Before we delve into the technicalities, let's have a brief introduction.

What is Keep?

Keep is an open-source alert management and automation platform that integrates with your monitoring tools' alerts and provides an abstraction layer.

What's the problem Keep solves?

Despite a trend towards consolidation in the observability space, many organizations still utilize multiple tools to generate alerts.

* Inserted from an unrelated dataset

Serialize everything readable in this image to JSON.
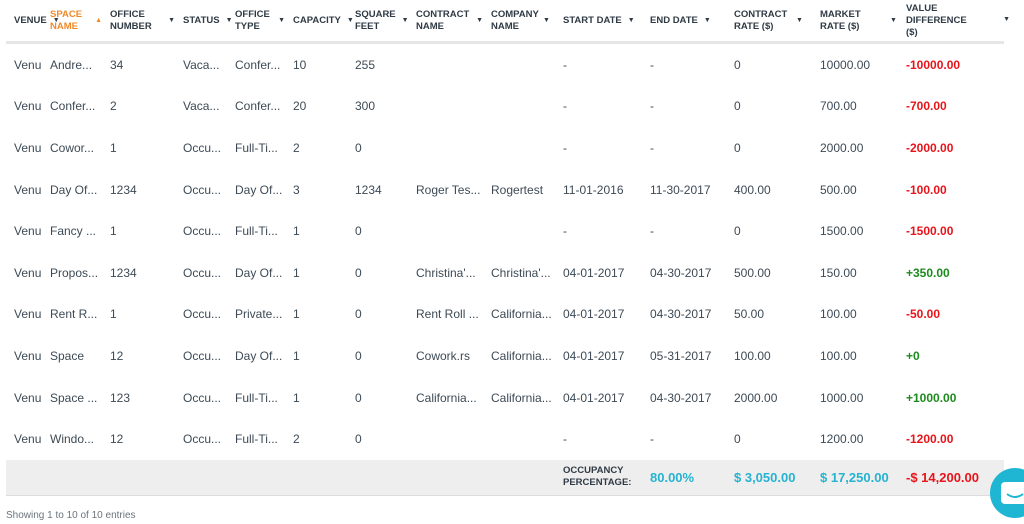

The Grafana's Observability Survey from 2023 indicates that over 52% of companies employ more than six observability tools, often due to legacy systems, cost considerations, and specific functionalities.

Alerting terminology

  1. Providers - These are third-party tools that either trigger alerts, enrich alerts with data, or notify about alerts. Providers can include monitoring tools, databases, ticketing systems, or communication platforms.
  2. Alerts - Essentially, these are events or signals triggered by your monitoring tools.
  3. Workflows - Configurable automated processes that are initiated in response to alerts, designed to streamline your response to incidents by executing predefined actions, such as opening tickets, sending notifications, or initiating scripts.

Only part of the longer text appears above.